Я не могу сдержать вздоха.
— Мой отец сбежал с няней, когда мне было одиннадцать, бросив маму со мной, братом и кучей долгов. Мама была не совсем… готова решать проблемы матери-одиночки с двумя детьми и одновременно справляться с колоссальными долгами. Поэтому я заканчивала школу, живя с ее родителями — моими бабушкой и дедушкой. Они умерли, когда я училась в медицинском колледже, а с матерью я так и не разговариваю, ведь она бросила меня — так же, как и отец. Нейт, мой брат, проблемный ребенок. Всегда был таким. То сидит в тюрьме, то его выпускают; то подсаживается на наркотики, то бросает их употреблять. Его уже ничего не изменит — поверь, я пыталась.

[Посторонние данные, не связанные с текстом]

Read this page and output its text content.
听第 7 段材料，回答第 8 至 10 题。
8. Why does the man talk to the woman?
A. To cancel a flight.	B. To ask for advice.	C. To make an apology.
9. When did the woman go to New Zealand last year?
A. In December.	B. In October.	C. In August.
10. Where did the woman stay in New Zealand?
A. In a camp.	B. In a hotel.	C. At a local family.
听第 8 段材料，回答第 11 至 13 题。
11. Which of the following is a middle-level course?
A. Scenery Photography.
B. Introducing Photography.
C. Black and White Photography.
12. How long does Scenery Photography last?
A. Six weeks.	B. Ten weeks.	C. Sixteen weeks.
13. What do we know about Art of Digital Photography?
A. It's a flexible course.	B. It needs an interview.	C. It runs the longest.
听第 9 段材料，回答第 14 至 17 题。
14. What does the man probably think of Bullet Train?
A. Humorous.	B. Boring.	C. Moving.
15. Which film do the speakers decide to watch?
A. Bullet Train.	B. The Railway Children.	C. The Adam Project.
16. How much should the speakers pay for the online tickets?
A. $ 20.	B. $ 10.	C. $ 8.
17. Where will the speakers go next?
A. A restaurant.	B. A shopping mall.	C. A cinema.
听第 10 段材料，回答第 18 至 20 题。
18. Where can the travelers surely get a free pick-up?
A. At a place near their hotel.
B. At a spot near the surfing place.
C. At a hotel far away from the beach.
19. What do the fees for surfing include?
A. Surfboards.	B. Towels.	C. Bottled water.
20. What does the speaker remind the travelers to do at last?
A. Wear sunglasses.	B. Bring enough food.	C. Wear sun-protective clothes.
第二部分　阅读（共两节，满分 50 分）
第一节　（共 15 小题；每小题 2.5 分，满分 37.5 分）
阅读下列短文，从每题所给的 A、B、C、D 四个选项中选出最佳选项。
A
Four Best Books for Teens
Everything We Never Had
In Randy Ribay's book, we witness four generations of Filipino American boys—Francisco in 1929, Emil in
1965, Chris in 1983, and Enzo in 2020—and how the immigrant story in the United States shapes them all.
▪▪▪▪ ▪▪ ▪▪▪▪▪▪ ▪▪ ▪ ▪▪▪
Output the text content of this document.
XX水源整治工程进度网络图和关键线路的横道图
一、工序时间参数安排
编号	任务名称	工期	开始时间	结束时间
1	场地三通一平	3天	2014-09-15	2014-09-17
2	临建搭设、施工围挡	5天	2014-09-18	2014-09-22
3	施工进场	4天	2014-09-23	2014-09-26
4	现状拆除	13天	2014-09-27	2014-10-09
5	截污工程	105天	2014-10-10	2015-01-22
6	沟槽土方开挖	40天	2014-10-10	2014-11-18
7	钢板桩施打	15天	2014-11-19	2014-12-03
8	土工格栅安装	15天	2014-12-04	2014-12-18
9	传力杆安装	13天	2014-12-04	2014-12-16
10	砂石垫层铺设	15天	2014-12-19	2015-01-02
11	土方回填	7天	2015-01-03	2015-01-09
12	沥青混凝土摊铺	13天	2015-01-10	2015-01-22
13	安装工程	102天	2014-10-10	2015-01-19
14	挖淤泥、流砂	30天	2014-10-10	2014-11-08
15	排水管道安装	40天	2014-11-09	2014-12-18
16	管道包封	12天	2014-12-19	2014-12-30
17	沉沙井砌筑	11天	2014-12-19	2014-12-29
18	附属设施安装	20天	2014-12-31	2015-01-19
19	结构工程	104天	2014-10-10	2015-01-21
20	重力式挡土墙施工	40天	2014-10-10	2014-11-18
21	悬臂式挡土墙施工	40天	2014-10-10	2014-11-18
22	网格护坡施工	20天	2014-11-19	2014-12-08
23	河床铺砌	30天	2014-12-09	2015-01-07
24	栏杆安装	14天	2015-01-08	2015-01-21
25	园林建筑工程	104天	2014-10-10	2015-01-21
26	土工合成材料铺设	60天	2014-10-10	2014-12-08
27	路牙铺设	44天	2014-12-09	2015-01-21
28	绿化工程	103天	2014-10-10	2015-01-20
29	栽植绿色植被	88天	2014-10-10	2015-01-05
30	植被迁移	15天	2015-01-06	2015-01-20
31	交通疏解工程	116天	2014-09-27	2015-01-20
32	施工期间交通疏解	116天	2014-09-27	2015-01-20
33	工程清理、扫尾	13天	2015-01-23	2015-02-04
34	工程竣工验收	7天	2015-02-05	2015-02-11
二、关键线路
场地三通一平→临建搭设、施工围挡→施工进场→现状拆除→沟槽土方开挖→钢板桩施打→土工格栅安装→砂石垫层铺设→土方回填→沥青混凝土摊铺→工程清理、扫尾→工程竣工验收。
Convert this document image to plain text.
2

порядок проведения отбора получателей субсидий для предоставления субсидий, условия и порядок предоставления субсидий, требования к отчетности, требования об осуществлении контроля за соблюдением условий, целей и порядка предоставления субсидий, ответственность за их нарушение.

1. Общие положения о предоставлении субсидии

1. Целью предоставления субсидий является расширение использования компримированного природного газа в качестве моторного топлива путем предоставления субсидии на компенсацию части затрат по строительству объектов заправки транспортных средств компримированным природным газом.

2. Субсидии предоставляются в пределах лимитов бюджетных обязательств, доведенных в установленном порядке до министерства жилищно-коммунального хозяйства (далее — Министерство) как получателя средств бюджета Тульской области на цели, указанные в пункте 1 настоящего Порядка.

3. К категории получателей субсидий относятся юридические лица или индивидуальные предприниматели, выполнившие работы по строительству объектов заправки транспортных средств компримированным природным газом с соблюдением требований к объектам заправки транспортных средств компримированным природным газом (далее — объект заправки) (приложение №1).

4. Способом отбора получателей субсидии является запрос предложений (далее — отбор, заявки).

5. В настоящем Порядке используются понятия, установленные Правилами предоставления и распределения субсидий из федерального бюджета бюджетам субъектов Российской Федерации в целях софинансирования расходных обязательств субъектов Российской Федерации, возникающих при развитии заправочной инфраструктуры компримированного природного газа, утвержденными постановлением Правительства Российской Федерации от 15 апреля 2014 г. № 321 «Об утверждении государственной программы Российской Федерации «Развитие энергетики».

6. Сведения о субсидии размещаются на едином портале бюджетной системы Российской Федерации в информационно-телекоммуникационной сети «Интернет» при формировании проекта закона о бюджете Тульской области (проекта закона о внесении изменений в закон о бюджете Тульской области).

Я выросла в Сан-Франциско, потом переехала в Лос-Анджелес поступать в медицинский колледж — мне было восемнадцать — и ни разу не пожалела. Я не знаю, где мама, не знаю, где отец и не знаю, где Нейт. У меня есть лучшая подруга — Дэлани. И, на самом деле, она моя единственная семья.
— Господи, детка. Это ужасно.
— Но так и есть, — я пожимаю плечами. — А теперь я здесь.
— Теперь ты здесь, — соглашается он. Касается кончиками пальцев моего подбородка и целует нежно, сладко и успокаивающе. — И теперь у тебя есть я. Всегда буду.
Мы снова целуемся, и этот поцелуй ведет нас к большему… намного большему.
Он приводит к тому, что после проведенного года в Африке мы возвращаемся в Штаты и женимся.
Он приводит к шести потрясающим годам вместе с Олли. Шести годам любви, секса, споров. Шести годам военных зон, эпидемий, ураганов, тайфунов и даже цунами.